WASHINGTON – The U.S. government won’t be rushed in making a decision on the long-delayed Keystone pipeline, Secretary of State John Kerry said Friday.
At a news conference following meetings with Foreign Affairs Minister John Baird and Mexican Foreign Secretary Jose Antonio Meade, Kerry said there’s a process that must be followed in the pipeline decision.
“We are currently engaged in the environmental impact statement analysis,” Kerry said. “An analysis will be made with respect to the national interest ultimately and we’re just not at that point yet .. they haven’t finished it.”

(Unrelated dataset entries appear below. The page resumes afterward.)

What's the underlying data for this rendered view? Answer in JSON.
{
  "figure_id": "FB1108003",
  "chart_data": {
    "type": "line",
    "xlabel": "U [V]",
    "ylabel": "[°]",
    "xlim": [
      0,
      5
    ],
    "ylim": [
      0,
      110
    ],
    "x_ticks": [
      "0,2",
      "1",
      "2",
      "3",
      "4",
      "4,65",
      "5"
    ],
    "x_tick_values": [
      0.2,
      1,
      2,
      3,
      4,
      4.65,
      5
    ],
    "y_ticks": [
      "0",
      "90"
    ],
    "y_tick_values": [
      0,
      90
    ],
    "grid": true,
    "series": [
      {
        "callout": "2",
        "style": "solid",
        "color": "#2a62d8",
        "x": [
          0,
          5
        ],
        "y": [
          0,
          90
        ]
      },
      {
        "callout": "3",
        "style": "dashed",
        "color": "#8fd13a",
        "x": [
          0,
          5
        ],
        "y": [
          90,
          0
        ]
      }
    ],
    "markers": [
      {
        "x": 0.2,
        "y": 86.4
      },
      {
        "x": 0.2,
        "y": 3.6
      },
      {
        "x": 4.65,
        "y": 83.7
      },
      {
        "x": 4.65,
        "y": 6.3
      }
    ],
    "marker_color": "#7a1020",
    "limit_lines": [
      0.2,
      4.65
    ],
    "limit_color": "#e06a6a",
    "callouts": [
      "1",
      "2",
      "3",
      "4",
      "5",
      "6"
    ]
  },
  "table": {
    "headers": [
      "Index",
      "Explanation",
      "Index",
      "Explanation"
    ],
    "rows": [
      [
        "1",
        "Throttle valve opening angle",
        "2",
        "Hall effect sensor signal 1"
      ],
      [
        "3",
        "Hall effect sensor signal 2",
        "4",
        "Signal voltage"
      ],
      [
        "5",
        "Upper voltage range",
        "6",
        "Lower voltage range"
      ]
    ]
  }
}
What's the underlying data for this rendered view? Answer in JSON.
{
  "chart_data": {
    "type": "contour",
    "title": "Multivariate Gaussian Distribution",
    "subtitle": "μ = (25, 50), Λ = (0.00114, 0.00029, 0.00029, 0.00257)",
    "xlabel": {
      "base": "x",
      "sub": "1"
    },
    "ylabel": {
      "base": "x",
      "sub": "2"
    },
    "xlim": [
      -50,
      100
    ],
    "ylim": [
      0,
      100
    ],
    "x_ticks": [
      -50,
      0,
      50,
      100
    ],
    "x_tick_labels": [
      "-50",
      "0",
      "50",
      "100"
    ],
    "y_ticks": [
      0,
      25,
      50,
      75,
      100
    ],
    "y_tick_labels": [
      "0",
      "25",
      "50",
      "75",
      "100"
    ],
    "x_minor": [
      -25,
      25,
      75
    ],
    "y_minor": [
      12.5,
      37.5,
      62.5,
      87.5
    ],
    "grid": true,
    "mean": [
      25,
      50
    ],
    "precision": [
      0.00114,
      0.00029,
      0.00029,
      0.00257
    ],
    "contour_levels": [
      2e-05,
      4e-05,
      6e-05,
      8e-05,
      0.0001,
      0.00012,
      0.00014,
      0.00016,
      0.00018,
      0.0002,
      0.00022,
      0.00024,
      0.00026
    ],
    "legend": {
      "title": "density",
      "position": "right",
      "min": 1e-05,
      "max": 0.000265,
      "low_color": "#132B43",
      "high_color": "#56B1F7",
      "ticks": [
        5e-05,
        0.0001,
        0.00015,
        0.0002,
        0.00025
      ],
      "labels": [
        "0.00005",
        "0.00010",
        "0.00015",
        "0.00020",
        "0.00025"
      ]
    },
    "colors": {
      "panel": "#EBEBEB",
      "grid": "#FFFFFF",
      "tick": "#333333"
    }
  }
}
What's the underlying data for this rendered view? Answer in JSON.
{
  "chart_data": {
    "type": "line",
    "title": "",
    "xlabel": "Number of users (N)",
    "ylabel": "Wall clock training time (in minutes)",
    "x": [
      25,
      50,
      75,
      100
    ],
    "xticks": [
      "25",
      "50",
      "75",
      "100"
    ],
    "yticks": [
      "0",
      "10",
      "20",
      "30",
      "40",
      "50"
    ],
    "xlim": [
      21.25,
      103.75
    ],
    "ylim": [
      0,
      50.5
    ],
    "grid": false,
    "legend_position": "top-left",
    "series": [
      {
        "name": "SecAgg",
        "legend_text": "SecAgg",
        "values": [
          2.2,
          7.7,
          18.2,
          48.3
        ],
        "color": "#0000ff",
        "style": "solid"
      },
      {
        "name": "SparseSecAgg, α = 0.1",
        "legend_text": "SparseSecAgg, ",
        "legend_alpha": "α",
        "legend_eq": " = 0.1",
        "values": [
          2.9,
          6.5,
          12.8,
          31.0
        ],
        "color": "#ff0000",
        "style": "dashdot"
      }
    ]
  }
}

Baird spent the last three days in Washington pushing for a decision because he says the industry can’t be left in limbo.
Kerry said the initial pipeline proposal prompted a lot of reaction from the public, which must be considered.
“Those comments have necessitated appropriate answers,” he said. “The public has a role in this.
“I can promise our friends in Canada that all the appropriate effort is being put into trying to get this done effectively and rapidly. My hope is before long that analysis will be available and then my work begin.”
Baird said Keystone is important for Canadian economic prosperity, but also offers Americans a lot of jobs and increased energy security.
“We obviously want to see and look forward to a positive decision,” Baird said.
The Obama administration will have to make the final decision on whether to allow the Alberta pipeline to enter the U.S., collect more oil in North Dakota, and carry it to refineries in the Gulf of Mexico.
The three foreign ministers said their meetings were fruitful and they came up with some specific items to work on ahead of a trilateral meeting among their respective leaders in February.
The three pronounced themselves pleased with the success of the North American Free Trade Agreement and said there is no need to tinker with it to accommodate other trade deals, such as the Trans-Pacific Partnership.
“I don’t think you have to open up NAFTA per se in order to achieve what we’re trying to achieve,” Kerry said.
“The Trans-Pacific Partnership trade negotiations which all thee of us are in, offer us the opportunity to strengthen the trilateral partnership and we’re keen to use that opportunity to do so,” Baird added.